2020年6月26日星期五

Strong Markov property for Brownian Bridge

The strong Markov property for Brownian motion is well known and it is also naturally true for the Brownian Bridge. In fact, since Brownian Bridge ended at $(T, 0)$ is thought as a Brownian Motion conditionned the end point, or thought as a perturbation for a linear interpolation, it is natural when we restart from another mid-point.

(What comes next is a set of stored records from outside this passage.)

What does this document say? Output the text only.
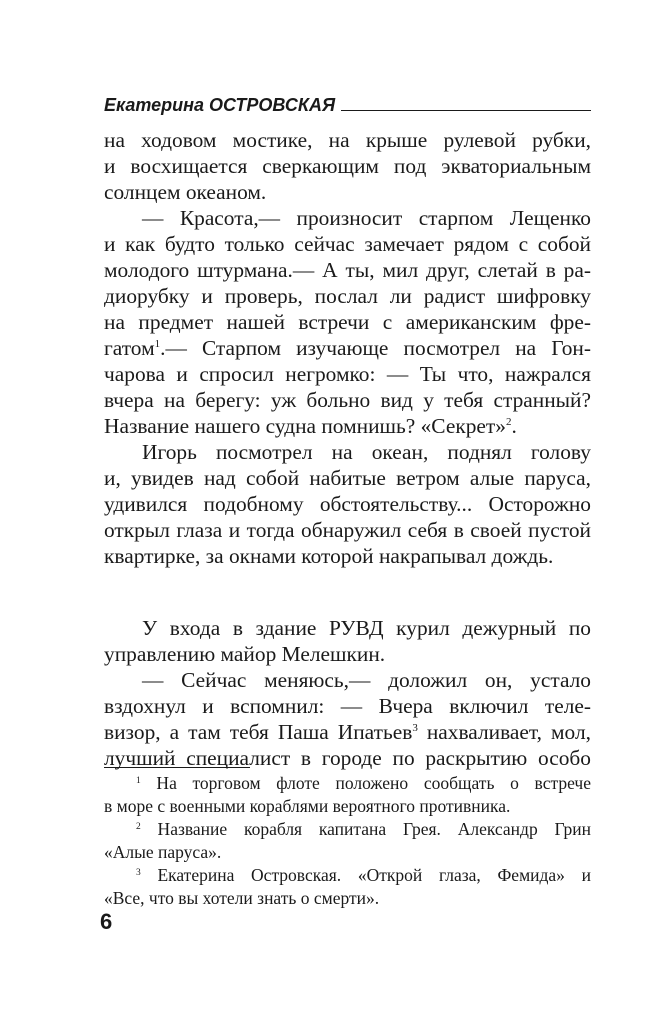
Екатерина ОСТРОВСКАЯ
на ходовом мостике, на крыше рулевой рубки,
и восхищается сверкающим под экваториальным
солнцем океаном.
— Красота,— произносит старпом Лещенко
и как будто только сейчас замечает рядом с собой
молодого штурмана.— А ты, мил друг, слетай в ра-
диорубку и проверь, послал ли радист шифровку
на предмет нашей встречи с американским фре-
гатом$^1$.— Старпом изучающе посмотрел на Гон-
чарова и спросил негромко: — Ты что, нажрался
вчера на берегу: уж больно вид у тебя странный?
Название нашего судна помнишь? «Секрет»$^2$.
Игорь посмотрел на океан, поднял голову
и, увидев над собой набитые ветром алые паруса,
удивился подобному обстоятельству... Осторожно
открыл глаза и тогда обнаружил себя в своей пустой
квартирке, за окнами которой накрапывал дождь.
У входа в здание РУВД курил дежурный по
управлению майор Мелешкин.
— Сейчас меняюсь,— доложил он, устало
вздохнул и вспомнил: — Вчера включил теле-
визор, а там тебя Паша Ипатьев$^3$ нахваливает, мол,
лучший специалист в городе по раскрытию особо
$^1$ На торговом флоте положено сообщать о встрече
в море с военными кораблями вероятного противника.
$^2$ Название корабля капитана Грея. Александр Грин
«Алые паруса».
$^3$ Екатерина Островская. «Открой глаза, Фемида» и
«Все, что вы хотели знать о смерти».
6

To prove it rigorously, for example, the Markov property for the Brownian Bridge, we have to do some calculus. Let $(W_t)_{t \geq 0}$ be the standard Brownian motion issued from $0$, and we have $(B_t)_{s \leq t \leq T}$ defined as 
$$ B_t = x + W_t - W_s - \frac{t-s}{T-s}(x + W_T -W_s) ,$$
a Brownian Bridge between $s, T$ and at $s$ it is $x$ and at $T$ its value is $0$. One way to see this formula is that the term $x + W_t - W_s$ is the Brownian Motion while we have to reduce the term at the endpoint $T$. Some simple calculus shows that it is equal to 
$$B_t = \frac{T-t}{T-s}(x + W_t - W_s) - \frac{t-s}{T-s}(W_T - W_t).$$

A Markov property is very simple but requires calculus: we would like to show that for $s < r < t < T$ we have
$$B_t = B_r + W_t - W_r - \frac{t-r}{T-r}(B_r + W_T -W_r). \quad (\star)$$ 
Now we prove it. An intermediate step tells us 
$$ - \frac{t-r}{T-r}(B_r + W_T -W_r) = - \frac{t-r}{T-s}(x + W_T - W_s)$$ and we put it into the formula that 
$$RHS (\star) = x + W_r - W_s - \frac{r-s}{T-s}(x + W_T -W_s) + W_t - W_r - \frac{t-r}{T-s}(x + W_T - W_s)\\ = x + W_t - W_s - \frac{r-s}{T-s}(x + W_T -W_s) - \frac{t-r}{T-s}(x + W_T - W_s) \\ = x + W_t - W_s - \frac{t-s}{T-s}(x + W_T -W_s).$$ 
This proves the Markov property. Then the strong Markov property is just an approximation and the regularity of the trajectory.